In the 15th century, the Arabs settled on what is now known as the Comoros Islands. The islands were ceded to the French in 1841, and became a French protectorate in 1886, before being formally adopted as colonial possessions in 1912.

The Comoros were then governed as part of Madagascar until 1947, when they became a separate French Overseas Territory.

Internal self-government was granted in 1961, although full independence was not achieved until 1975.

The main reason was the position of Mayotte, one of the original Comoros island group, which insisted upon retaining its links with France. With Mayotte going its own way, the Comoros joined the United Nations as the Federal Islamic Republic of the Comoros, comprising three islands: Grande Comore, Anjouan and Moheli.

Ahmed Abdallah was elected as the first president.

Within months Abdallah was overthrown. But in 1978, with the assistance of French mercenaries, Abdallah regained his position, but his success was short-lived: he was assassinated the following year.

Abdallah's successor, Said Mohamed Djohar, managed to hold onto power before the return, in 1995, of Bob Denard, French soldier and mercenary who participated in numerous coups in the Comoros Islands.

Although Denard's latest effort was suppressed a week later by French troops despatched from Réunion, Djohar was killed.

Elections successfully took place in 1996, and the new Government of Abdulkarim Taki was determined to introduce Islamic law to the islands.

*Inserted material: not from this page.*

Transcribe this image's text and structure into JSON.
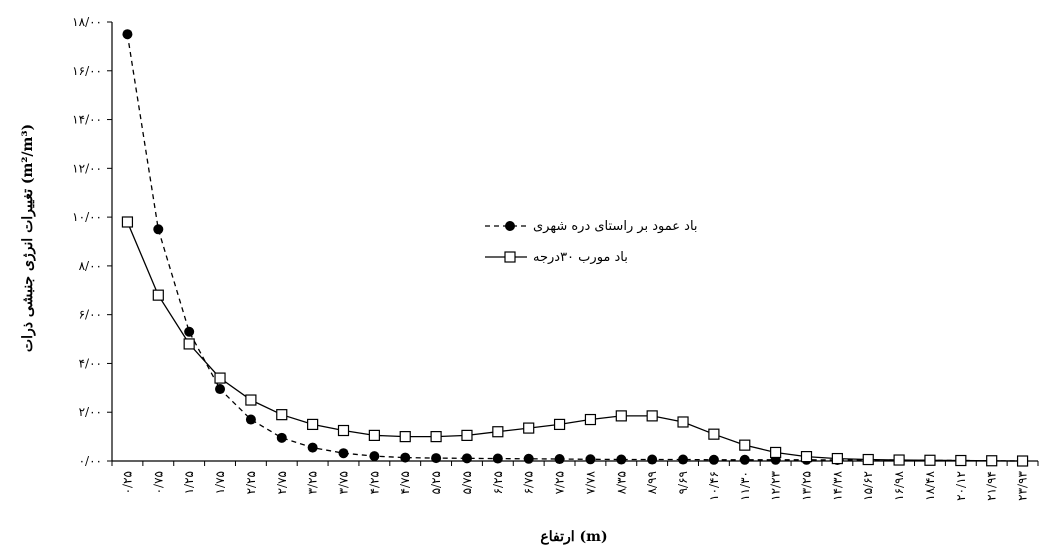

This was fiercely resisted in many quarters.

President Taki died in 1998, and was replaced by Ben Said Massounde. The new government was overthrown in a military coup led by the Chief of the Army General Staff, Colonel Azzali Assoumani in 1999. During the next two years, the military government laid plans for a new constitution that would maintain the group as a single country, but with much greater autonomy afforded to the individual islands; in December 2001, it was approved in a national referendum.

In May 2002, Assoumani was declared President of the newly entitled Union of Comoros.

Ahmed Abdallah Mohamed Sambi won the 2006 presidential election.

Comoros Culture


Muslim (mostly Sunni) with Roman Catholic minority.

Language in Comoros

The official languages are French, Arabic and Comorian, a blend of Arabic and Swahili.